The village itself would have disappeared only six years later. 

You can still wander up to the upper stories of the church, which were used by more prominent members of the parish. At least you could during my last visit, although please don’t set your heart on it during your own visit, as things do change. 

Make sure you stop for a moment to admire the gravestones at this site, including a large number of table tombs which tend to dominate the shoreline.

Getting There

The Kirk itself is only 2miles (3.2km) from the town of Aberdour, just off the A921. 

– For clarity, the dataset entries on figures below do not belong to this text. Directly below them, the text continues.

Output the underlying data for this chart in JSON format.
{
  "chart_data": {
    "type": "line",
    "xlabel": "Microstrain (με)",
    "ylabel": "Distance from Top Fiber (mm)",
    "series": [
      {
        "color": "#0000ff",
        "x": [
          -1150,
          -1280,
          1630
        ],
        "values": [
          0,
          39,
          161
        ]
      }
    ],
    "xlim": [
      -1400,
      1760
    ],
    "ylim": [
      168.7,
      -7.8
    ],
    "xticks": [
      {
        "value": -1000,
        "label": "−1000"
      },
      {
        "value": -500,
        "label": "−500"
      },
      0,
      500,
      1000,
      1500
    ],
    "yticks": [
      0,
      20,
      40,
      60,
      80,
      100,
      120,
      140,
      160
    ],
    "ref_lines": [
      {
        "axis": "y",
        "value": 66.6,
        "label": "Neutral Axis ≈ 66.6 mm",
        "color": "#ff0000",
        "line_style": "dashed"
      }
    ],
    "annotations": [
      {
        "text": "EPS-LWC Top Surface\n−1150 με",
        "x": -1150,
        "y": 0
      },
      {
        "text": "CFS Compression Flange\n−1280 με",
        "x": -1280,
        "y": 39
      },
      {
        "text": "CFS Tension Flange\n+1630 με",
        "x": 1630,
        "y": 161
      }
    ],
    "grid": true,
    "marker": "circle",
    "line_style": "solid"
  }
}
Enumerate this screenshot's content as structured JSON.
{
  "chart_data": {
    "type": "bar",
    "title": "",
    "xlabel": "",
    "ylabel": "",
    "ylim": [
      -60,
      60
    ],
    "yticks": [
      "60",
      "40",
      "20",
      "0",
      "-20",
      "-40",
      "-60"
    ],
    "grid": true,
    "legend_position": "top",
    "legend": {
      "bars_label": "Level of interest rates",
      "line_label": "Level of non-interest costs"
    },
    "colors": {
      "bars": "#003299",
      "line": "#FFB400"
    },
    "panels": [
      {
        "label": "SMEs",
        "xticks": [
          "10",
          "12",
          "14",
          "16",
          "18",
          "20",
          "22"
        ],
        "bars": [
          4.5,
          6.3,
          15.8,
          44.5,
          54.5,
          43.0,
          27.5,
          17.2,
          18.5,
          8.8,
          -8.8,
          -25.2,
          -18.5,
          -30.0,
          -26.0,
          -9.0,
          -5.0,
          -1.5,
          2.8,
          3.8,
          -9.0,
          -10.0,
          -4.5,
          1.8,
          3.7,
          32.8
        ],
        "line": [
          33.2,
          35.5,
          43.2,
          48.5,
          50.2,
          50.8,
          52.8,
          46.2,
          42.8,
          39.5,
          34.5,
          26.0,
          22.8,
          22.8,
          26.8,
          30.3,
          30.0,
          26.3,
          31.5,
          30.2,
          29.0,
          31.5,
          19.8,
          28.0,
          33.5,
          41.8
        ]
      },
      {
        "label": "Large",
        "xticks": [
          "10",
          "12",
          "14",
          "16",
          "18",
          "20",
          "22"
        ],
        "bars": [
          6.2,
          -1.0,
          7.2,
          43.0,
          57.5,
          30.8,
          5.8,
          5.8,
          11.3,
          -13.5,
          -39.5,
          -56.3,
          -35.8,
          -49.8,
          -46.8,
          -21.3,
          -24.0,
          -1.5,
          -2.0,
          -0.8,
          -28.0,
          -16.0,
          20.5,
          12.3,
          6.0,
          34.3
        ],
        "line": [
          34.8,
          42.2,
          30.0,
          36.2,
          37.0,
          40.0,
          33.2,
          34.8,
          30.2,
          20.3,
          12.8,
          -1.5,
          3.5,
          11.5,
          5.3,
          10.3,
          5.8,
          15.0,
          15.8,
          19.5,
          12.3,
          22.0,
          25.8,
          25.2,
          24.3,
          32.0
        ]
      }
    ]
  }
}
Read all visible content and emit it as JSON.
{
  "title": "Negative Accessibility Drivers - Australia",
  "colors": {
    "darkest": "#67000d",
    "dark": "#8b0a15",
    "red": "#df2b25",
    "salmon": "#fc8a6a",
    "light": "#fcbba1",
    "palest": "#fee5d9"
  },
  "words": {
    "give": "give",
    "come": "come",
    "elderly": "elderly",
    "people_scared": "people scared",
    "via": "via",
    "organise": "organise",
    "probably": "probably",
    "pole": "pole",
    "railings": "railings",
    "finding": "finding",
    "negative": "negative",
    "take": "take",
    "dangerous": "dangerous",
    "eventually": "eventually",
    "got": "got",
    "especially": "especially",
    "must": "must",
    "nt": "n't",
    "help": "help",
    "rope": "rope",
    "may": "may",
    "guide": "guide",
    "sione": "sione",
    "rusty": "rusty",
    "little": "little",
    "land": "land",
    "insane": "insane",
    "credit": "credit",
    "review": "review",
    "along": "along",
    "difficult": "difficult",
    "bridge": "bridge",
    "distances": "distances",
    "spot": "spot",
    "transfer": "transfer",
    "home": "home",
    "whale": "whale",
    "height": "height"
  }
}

The Historic Environment Scotland website has a useful link on getting to St Bridget’s Kirk if you want to see the location on a map. 

The Parish Church, Dunbar, East Lothian

Dunbar Kirkyard
Dunbar Kirkyard | East Lothian

The last time I went to Dunbar it was on fire!

Well, there was a bonfire that had got slightly out of hand on the land behind the site and it certainly made for a dramatic backdrop I can tell you.

Lying around 30 miles (48km) outside of Edinburgh, the church that you see today was built between 1819-1821 (opening in April of that year) which is right in the middle of the body snatching era! 

You’re going to be seeing two types of body snatching prevention at this site – a caged lair and a watch house, both of which are easy to walk past if you don’t know they’re there. 

After you’ve finished admiring the view of the North Sea as you walk up the path into the kirkyard, the first of these structures can be seen on your right, just a little past the main entrance. 

The caged lair is the first of the anti -body snatching prevention that you’ll see on this site and it has a slightly domed iron-bar roof along with an iron gate. 

Being drastically outside of the price range for poorer members of the parish, a caged lair would have been the final ‘secure’ resting place for the wealthier inhabitants. 

On first inspection, it looks like an old mausoleum and there are some inscriptions to view inside, but once you know the history of the site, then it soon becomes apparent as to the use of this structure. 

The watch house lies along the nearby wall and at first, can be hard to distinguish.

There is a small fireplace inside which would have been welcome on a cold winter’s night when the whisky was flowing and the threat of a visit from the resurrection men hung in the air. 

In 1820 the population of Dunbar was just 5200 and not one of them seemed to be aware that resurrection men were active in the area until 1819, the same year that the new church was under construction.

Word had reached the parish that snatching of a female cadaver had taken place in Prestonkirk, a mere 6 miles (9.6km) away. 

Whether it was fear and terror of the resurrectionists being in the vicinity that drove the inhabitants of Dunbar to build a watch house we may never know but one was certainly built and used, although I still have to find a body snatching case specific to the site. 

Getting There

Dunbar is really easy to find if you follow the signs from the A1 and then for the A1087.

There are two churches in Dunbar and this one is located on Queens Road.